My younger daughter is two years and eight months. We were making up fairy tales for her to saying the sound of bombs is thunder. Yesterday when we were driving to western Ukraine, whenever she heard the noise she would ask ‘What is this noise? This is shooting, right?’

 

It’s crushing to know that even though I have two daughters with an age difference of 17 years, both of them already have experienced war.

 

 

Are you considering evacuating abroad?

 

 

I get many offers for moving to a safer place, and I am very grateful. At the moment, we are staying here [in western Ukraine] because of our private situation.

 

My husband has not been home for a while, and came back to save us from Irpin. Now, my younger daughter is so attached to her father that she doesn’t want to move one step away from him. She wakes up at night asking ‘Where is my father? Where is my father?’

 

My husband cannot leave Ukraine (because of the general mobilization). We are together and want to stay together for as long as possible. It’s very difficult to predict the situation. If we see that here too it will not be safe anymore, then we will look for a safer place.

 

As long as I can stay here, I will keep the work of SOS Children’s Villages going.
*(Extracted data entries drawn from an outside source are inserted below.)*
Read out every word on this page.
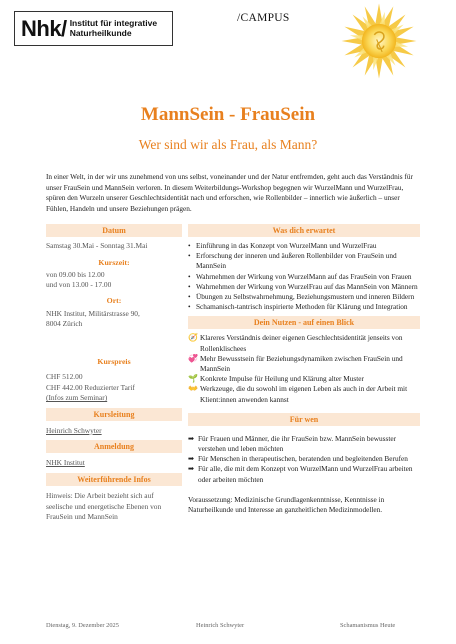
Nhk/ Institut für integrative
Naturheilkunde
/CAMPUS
MannSein - FrauSein
Wer sind wir als Frau, als Mann?
In einer Welt, in der wir uns zunehmend von uns selbst, voneinander und der Natur entfremden, geht auch das Verständnis für unser FrauSein und MannSein verloren. In diesem Weiterbildungs-Workshop begegnen wir WurzelMann und WurzelFrau, spüren den Wurzeln unserer Geschlechtsidentität nach und erforschen, wie Rollenbilder – innerlich wie äußerlich – unser Fühlen, Handeln und unsere Beziehungen prägen.
Datum
Samstag 30.Mai - Sonntag 31.Mai
Kurszeit:
von 09.00 bis 12.00
und von 13.00 - 17.00
Ort:
NHK Institut, Militärstrasse 90,
8004 Zürich
Kurspreis
CHF 512.00
CHF 442.00 Reduzierter Tarif
(Infos zum Seminar)
Kursleitung
Heinrich Schwyter
Anmeldung
NHK Institut
Weiterführende Infos
Hinweis: Die Arbeit bezieht sich auf seelische und energetische Ebenen von FrauSein und MannSein
Was dich erwartet
• Einführung in das Konzept von WurzelMann und WurzelFrau
• Erforschung der inneren und äußeren Rollenbilder von FrauSein und MannSein
• Wahrnehmen der Wirkung von WurzelMann auf das FrauSein von Frauen
• Wahrnehmen der Wirkung von WurzelFrau auf das MannSein von Männern
• Übungen zu Selbstwahrnehmung, Beziehungsmustern und inneren Bildern
• Schamanisch-tantrisch inspirierte Methoden für Klärung und Integration
Dein Nutzen - auf einen Blick
🧭 Klareres Verständnis deiner eigenen Geschlechtsidentität jenseits von Rollenklischees
💞 Mehr Bewusstsein für Beziehungsdynamiken zwischen FrauSein und MannSein
🌱 Konkrete Impulse für Heilung und Klärung alter Muster
👐 Werkzeuge, die du sowohl im eigenen Leben als auch in der Arbeit mit Klient:innen anwenden kannst
Für wen
➡ Für Frauen und Männer, die ihr FrauSein bzw. MannSein bewusster verstehen und leben möchten
➡ Für Menschen in therapeutischen, beratenden und begleitenden Berufen
➡ Für alle, die mit dem Konzept von WurzelMann und WurzelFrau arbeiten oder arbeiten möchten
Voraussetzung: Medizinische Grundlagenkenntnisse, Kenntnisse in Naturheilkunde und Interesse an ganzheitlichen Medizinmodellen.
Dienstag, 9. Dezember 2025	Heinrich Schwyter	Schamanismus Heute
I will do everything possible.

 

What is SOS Children’s Villages Ukraine planning?

 

We need to focus on the humanitarian actions in the areas where there are most internally displaced people from the most affected regions of Ukraine. We will continue to coordinate the relocation of foster families from the country to safer places.

 

One of our biggest tasks is to support our staff. We must help them to stabilize emotionally. They need psychological support to be able to continue working. Otherwise, we will lose them.

 

The teams of Olena Kripak, programme director Kyiv region, and Lyudmila Kharchenko, programme director Luhansk region, did a tremendous job. They put in a lot of efforts to persuade the foster families [supported by SOS Children’s Villages] to relocate before the war started.

 

Now it's time to focus our support on our staff so that they are able to continue to work.

 

Many describe you as a hero. What do you say to this?

 

I don't think I am hero or brave. I think that women, in conditions of stress or shock, don't fall apart. At least this is my characteristic. I didn’t fall apart, I pulled myself together, I focus, I concentrate. This is a way of self-protection, I am aware of that.

 

I dove into the work. I tried to analyse what can be done, where we can focus, what resources I need to be able to do, what needs to be done. This helps to not go crazy in this situation. I also have my private tragedy having lost my home twice. The situation is very uncertain. If you think about this uncertainty, you may really lose your mind, and this is not the way out.

 

I try to focus on what I can do well, and my colleagues are the same. We all are thinking of how to help children, and how to help colleagues in this situation. There is no sense to panic in this situation because it doesn’t help. The terrible events that have been happening in Ukraine for years now somehow prepared us for all of this.

 

We who work in the child welfare field don't need motivators. We don't need drivers because we are already self-motivated. That is why we work in this area. The mission of SOS Children’s Villages coincides with our personal mission. We were talking just recently in our team how lucky we are that our personal and professional missions coincide.

 

We are trying to save families and we are happy to see it work. We also clearly understand that it is not going to get better anytime soon. It will be a very challenging situation for people, for adults, for our staff, for children above all for a long time now. The consequences of this war may last even for a decade, we are aware of this.

 

Do you have any message to the colleagues of SOS around the world?

 

Thanks to everyone who is standing with Ukraine and is expressing solidarity. Thanks to the people who are helping and supporting. I want to everyone to know that what is happening here in Ukraine, in Europe, this is hell. The children and families of Ukraine need your help and support.